November 14, 2006
Black-tie only … penguins steal the spotlight from their animated cousins at the Hollywood premiere.
George Miller's campaign to crack the animation market has begun, writes Peter Mitchell.
A SNOW storm, five cute penguins and a long line of celebrities caused havoc on Hollywood Boulevard when the Australian director George Miller staged the world premiere for his new film, Happy Feet.
The $111 million animated musical comedy is a showcase of Australian acting and filmmaking talent. The tale about a colony of singing penguins in Antarctica stars Nicole Kidman, Hugh Jackman, Hugo Weaving, Anthony LaPaglia and Magda Szubanski.
Despite a warm reception for the film, 61-year-old Miller, who launched Mel Gibson's international career in 1979 with Mad Max and made the world fall in love with pigs with 1995's Babe with director Chris Noonan, was playing it cool before the premiere at Hollywood's historic Grauman's Chinese Theatre.
"My celebration comes later," Miller said. "Once I see it with a paying audience and see that they take something from the movie, I'll know whether to celebrate."

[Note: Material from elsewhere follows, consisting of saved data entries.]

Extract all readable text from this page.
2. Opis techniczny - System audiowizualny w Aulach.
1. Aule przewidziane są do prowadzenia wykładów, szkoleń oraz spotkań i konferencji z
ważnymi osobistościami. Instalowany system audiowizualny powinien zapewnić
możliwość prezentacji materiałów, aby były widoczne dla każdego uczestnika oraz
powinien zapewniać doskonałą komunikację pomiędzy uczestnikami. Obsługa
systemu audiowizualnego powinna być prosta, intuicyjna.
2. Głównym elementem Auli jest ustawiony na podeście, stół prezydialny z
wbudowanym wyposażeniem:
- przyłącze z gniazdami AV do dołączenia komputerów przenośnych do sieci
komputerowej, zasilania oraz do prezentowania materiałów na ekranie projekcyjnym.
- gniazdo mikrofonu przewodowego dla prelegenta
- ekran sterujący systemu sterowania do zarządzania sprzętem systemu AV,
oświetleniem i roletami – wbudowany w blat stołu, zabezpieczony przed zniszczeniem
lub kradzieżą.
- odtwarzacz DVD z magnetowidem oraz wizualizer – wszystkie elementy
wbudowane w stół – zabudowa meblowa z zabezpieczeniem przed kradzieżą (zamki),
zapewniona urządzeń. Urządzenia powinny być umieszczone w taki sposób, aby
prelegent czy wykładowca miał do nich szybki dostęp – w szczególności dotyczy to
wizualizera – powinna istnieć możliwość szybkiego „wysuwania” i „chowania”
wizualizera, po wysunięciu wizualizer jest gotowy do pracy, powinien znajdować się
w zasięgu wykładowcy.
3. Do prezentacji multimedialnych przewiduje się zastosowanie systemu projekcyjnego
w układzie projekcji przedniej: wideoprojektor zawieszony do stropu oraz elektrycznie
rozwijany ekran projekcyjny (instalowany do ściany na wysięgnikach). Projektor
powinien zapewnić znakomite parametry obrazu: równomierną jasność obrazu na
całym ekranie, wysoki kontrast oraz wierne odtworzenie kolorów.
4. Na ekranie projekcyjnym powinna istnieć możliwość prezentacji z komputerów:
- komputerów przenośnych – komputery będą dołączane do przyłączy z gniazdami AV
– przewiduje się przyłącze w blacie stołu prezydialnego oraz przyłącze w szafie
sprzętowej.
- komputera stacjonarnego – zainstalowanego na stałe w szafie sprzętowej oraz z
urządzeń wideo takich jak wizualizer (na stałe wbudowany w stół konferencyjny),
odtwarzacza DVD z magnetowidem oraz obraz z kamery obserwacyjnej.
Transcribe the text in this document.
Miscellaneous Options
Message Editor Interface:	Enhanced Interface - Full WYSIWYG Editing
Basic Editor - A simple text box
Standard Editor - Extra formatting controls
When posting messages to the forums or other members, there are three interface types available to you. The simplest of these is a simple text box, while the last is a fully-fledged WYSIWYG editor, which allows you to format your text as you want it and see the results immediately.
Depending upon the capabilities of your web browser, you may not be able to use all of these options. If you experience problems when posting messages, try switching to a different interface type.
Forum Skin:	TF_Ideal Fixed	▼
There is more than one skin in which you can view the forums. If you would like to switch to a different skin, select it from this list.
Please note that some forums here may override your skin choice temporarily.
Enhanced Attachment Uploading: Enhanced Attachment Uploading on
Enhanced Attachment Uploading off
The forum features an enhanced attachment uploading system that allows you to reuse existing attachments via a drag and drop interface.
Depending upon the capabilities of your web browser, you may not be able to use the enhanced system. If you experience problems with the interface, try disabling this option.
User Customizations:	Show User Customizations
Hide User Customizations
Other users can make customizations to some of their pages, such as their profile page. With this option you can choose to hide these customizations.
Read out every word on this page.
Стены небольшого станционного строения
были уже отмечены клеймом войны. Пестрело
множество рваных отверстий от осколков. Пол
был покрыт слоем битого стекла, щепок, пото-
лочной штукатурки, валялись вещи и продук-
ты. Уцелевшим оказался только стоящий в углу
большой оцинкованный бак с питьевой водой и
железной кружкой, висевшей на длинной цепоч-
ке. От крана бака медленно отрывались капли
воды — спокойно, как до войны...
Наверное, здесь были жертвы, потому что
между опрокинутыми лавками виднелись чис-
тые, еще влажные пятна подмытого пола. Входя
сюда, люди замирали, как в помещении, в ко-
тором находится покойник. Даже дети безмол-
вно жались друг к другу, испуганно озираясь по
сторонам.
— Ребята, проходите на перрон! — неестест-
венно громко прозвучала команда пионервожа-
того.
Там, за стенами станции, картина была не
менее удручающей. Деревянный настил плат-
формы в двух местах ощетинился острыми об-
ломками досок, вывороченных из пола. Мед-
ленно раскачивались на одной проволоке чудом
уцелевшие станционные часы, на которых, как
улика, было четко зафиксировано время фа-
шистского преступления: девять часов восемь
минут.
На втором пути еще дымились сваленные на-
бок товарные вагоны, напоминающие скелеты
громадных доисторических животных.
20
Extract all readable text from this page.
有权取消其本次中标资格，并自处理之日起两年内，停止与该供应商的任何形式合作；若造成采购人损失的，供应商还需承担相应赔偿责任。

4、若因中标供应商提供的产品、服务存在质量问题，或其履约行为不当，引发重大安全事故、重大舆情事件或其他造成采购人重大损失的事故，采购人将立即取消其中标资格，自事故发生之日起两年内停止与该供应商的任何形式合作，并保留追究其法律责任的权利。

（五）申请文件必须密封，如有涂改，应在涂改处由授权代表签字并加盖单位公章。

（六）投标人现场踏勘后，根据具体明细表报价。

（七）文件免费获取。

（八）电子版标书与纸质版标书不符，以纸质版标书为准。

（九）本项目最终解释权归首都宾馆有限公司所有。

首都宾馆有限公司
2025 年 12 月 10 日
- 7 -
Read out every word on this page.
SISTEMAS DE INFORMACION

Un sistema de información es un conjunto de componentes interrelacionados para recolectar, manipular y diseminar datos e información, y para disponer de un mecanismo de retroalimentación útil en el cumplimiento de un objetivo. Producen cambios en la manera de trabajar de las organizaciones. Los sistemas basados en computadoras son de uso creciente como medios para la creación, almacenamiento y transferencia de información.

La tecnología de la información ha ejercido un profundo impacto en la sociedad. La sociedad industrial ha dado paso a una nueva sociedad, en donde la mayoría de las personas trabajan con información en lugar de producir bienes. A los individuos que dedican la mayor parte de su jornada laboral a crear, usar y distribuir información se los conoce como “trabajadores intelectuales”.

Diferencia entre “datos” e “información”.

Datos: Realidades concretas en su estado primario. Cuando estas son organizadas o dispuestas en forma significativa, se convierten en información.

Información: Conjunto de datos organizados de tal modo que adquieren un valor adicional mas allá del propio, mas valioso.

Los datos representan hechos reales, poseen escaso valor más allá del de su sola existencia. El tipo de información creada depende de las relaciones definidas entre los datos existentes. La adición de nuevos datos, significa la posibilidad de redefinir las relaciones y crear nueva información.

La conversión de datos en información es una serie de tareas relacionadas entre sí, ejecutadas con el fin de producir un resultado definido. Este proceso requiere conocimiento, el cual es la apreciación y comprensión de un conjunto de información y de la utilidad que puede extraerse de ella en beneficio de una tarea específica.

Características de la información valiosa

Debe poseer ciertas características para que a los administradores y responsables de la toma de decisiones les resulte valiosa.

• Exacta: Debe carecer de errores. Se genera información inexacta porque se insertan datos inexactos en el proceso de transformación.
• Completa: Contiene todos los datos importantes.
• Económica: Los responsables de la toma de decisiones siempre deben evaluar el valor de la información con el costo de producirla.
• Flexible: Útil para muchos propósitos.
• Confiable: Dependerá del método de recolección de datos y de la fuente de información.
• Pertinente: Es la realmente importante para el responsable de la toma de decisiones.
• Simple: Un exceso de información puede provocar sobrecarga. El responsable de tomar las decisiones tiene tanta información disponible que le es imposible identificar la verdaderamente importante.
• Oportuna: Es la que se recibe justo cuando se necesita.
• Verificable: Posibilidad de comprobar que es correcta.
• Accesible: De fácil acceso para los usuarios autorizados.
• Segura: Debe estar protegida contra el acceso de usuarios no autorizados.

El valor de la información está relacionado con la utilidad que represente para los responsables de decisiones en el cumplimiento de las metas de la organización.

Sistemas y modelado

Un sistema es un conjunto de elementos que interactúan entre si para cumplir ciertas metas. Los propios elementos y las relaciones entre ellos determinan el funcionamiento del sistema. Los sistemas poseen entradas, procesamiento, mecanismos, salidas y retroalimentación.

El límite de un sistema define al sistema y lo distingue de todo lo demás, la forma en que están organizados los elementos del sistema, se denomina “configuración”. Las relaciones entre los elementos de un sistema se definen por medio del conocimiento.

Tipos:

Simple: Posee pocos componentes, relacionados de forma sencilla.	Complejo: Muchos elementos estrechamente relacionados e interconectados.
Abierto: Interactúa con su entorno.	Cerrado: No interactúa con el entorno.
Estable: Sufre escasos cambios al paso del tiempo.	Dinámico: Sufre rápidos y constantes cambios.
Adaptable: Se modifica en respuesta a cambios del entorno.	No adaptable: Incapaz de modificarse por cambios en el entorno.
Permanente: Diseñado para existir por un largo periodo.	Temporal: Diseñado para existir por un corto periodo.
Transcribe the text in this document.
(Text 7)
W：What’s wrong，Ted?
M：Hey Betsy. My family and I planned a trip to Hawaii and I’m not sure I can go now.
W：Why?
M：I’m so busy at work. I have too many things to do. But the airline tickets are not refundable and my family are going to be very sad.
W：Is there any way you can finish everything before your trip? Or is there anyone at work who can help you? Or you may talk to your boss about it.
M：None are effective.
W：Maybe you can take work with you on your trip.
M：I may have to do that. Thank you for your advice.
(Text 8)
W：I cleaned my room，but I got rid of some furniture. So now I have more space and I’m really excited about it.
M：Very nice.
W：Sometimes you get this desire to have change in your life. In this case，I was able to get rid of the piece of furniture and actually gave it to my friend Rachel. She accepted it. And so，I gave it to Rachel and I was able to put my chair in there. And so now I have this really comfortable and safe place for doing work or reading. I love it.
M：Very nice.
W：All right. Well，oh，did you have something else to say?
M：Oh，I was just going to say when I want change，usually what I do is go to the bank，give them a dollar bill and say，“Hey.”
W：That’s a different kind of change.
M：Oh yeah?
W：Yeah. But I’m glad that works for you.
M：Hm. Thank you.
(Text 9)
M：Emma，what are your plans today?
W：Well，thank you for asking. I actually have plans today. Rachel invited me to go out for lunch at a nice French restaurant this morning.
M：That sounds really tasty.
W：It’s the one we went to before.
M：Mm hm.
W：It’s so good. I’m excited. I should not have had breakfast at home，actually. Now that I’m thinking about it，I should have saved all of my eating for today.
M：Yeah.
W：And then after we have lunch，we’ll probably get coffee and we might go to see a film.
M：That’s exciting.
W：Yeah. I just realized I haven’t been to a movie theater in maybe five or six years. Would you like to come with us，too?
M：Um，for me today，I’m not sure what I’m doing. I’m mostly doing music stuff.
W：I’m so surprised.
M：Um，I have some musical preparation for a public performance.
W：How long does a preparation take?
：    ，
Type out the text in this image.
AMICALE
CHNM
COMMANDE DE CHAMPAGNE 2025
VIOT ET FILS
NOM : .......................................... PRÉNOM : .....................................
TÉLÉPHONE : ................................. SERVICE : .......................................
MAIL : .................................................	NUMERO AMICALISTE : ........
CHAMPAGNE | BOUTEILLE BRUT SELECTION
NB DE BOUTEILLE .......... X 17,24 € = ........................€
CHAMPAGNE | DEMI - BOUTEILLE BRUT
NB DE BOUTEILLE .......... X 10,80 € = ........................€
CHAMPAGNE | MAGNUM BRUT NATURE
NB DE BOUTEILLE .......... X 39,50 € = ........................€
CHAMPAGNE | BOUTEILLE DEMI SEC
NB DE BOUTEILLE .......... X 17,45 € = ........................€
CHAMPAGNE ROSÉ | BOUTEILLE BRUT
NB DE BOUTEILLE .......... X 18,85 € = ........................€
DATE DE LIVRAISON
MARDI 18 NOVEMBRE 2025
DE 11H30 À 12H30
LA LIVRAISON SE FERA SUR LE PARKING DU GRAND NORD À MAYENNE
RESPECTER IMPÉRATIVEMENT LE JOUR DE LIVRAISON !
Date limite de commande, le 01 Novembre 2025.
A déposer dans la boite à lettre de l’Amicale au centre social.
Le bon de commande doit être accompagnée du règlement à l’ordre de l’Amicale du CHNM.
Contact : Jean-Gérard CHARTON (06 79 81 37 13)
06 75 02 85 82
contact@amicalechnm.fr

Perhaps he took his cue, too, from one of the first reviews of the film. The influential US trade magazine Variety declared that viewers who had grown weary of animated movies would find a tonic in Happy Feet thanks to its striking visuals, invigorating songs and lively characterisations.
"Although the film might prove a bit too different for a minority of parents, general reaction is likely to be one of jaw-dropping amazement," wrote Todd McCarthy. "There is no mistaking Happy Feet as anything but the work of a real filmmaker; in terms of composition, camera movement and editing, the picture is conceived as a 'real' movie, and emerges as one of the very best directed animated films on record … the attention to detail is phenomenal; the humour ample. But the story is inescapably serious on both personal and societal levels."
Sunday's premiere was grand even by Hollywood standards, with the usual red carpet switched to ice white and wind machines blowing fake snow in the air.
Five penguins, enticed by an animal trainer with a bucket of fish, waddled down the white carpet and posed, almost on cue, for the world's media.
Kidman, who has been lying low since her husband, Keith Urban, entered a rehabilitation program, and Jackman were expected to attend but were late cancellations.
The comedian Robin Williams, who voiced Lovelace the Guru, a smooth-talking penguin with a love for females, ran amok.
Williams said he was a fan of Miller's work since he first watched Mad Max.
"I thought, 'Well, if he's worked with Mel, he can try me'," Williams joked. "George is the sweetest man; he's like Gandhi in a suit."
Elijah Wood voices the clumsy Mumble, the only penguin in the colony who can't sing. Instead, Mumble has a talent for dance, which leads his ostracisation.
Mumble's parents are voiced by Kidman and Jackman, who both sing in the film. Weaving voices the grumpy penguin, Noah the Elder, who is disturbed by Mumble's dancing, and Szubanski gets plenty of laughs as Miss Viola, a strict singing teacher.
Happy Feet, which opens in cinemas here on Boxing Day, is a landmark film for Australia as the nation's first 3-D animated feature film.
The Sydney company Animal Logic was responsible for the film's animation and the Australian film production company Village Roadshow funded the project in conjunction with the Hollywood studio Warner Bros.